SUN YU-LI
House Artist
One would characterize Sun Yu-li as the quintessential Renaissance man who has celebrated several years of success as a public sculptor. Yet while Sun Yu-li is widely recognized as a sculptor, States of Consciousness: Early Works of Sun Yu-li inaugurates the first of a series of exhibitions, highlighting his not so familiar medium on canvas and paper. The paintings contribute to chronicle and map his early artistic practice, reflecting the dawn into his complex, underlying theories and methodologies that embody his art.
Born in Nanjing, China (1948) and educated in Taiwan, architect-turned-artist Sun Yu-li has dedicated much of his early career in relentless pursuit of a “formal language of the metaphysical” which he has coined the “Universal Language”. Sun employs simple characters and images in his work to convey the experience of an epiphany of the origins of aesthetics and language. One thought is when early consciousness takes hold in young children, when drawings become the earliest development, and thus, such symbols become fundamental forms of human communication. This is then regarded as the universal system of primary expression.

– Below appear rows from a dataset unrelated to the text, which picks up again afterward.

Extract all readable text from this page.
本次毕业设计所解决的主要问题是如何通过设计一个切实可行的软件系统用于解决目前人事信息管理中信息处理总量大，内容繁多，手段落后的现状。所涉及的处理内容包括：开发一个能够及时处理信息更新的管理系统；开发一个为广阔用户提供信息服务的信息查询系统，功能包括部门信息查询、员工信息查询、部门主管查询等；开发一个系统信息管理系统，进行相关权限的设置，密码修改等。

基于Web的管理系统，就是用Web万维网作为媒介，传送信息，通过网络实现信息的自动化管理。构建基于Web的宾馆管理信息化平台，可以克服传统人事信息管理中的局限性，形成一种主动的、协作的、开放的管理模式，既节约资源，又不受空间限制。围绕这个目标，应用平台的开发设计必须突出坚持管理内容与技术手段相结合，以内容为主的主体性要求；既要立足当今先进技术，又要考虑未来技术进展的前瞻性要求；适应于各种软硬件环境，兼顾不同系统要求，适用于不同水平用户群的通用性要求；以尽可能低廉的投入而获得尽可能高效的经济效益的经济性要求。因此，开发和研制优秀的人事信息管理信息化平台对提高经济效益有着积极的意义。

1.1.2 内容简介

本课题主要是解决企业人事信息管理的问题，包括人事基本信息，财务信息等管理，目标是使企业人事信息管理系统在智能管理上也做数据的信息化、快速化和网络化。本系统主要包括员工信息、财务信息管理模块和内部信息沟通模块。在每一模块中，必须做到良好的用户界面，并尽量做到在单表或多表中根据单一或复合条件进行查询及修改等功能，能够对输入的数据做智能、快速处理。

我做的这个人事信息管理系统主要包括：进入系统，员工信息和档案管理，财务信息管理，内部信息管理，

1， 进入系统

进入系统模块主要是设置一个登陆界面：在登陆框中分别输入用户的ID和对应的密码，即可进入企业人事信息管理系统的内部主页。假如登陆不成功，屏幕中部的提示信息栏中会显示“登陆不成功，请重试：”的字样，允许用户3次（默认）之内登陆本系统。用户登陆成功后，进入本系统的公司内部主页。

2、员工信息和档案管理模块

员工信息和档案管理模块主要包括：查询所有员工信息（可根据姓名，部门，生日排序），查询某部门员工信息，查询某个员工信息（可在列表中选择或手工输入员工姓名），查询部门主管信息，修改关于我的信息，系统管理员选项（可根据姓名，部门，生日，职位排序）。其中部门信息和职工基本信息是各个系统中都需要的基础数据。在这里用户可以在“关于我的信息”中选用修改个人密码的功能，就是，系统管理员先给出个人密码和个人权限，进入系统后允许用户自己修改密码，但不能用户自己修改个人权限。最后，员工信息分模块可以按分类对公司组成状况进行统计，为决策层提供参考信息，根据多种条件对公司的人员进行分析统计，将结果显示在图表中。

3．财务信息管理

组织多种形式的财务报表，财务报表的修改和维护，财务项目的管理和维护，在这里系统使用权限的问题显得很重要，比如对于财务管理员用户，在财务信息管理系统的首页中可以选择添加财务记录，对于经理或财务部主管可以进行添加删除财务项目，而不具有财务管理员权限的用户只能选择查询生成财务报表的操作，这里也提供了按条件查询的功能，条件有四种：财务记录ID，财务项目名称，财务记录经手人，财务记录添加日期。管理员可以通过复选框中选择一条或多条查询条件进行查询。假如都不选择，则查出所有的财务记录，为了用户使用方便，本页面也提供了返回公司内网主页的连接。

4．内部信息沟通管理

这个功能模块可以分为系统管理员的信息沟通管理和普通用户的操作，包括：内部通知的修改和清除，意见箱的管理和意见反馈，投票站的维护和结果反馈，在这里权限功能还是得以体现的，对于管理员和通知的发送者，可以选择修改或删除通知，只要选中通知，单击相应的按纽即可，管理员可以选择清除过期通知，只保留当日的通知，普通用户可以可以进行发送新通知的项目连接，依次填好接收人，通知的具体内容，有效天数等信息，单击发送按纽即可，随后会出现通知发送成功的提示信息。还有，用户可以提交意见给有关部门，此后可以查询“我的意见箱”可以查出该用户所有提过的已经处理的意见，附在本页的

As early as 1985, Sun began to establish a system of visual syntax that would help him express, unravel, and communicate these truths. His art does not originate from simulating existing forms. Instead, he conceives them as abstract expressions of forms. Still, they are far from arbitrary. The basis to which these forms are created merge with space and time, of being and becoming, be it physical or metaphysical.
Sun Yu-Li poses the most profound questions to seek definitive answers. But perhaps it is his unwavering conviction and tenacity in researching, introspecting, and ferreting out the clues, that gives him the right to investigate and find answers about the universe, from the heavens and man, to the theory of everything. In addition to his artistic and intellectual pursuits, Sun Yu-Li has been instrumental in supporting and enabling the growth of three-dimensional art and its appreciation in Singapore. Many sculptors and artists today are indebted to Sun for his effort in founding Sculpture Square (1995-2014) as a dedicated home for Singapore sculpture and other 3D art forms. And in 2007, Sun co-founded the ground-up initiative, Emily Hill Artist Village which served as a home to over eleven artists and creative organisations. Over the course of his career, Sun has contributed much of his time and expertise to charity efforts, educational outreach and in advisory roles.
House Artist
Beneath all these will eventually surface the dots, lines, planes, forms and symbols that are ubiquitous in his work (specially featured in the next series of exhibition), the root of his forty year crusade in finding the primitive association between form and meaning. Soon after, and through the early 2000s, Sun creates and experiments with steel-cut art sculptures such as the Festive series, spray painted in bright reds and dazzling silver, amongst others. On the surface, they are elegant and formal, structured yet free, deliberate yet seemingly spontaneous in his depiction of familial bonds. Beneath it, we discover form, meaning and communication as they synthesize. As we underscore his verve and daring with brushwork, form, and colour, his early paintings and sculptures also unveil impressions of the beginning of Sun Yu-li’s very own personal ontology.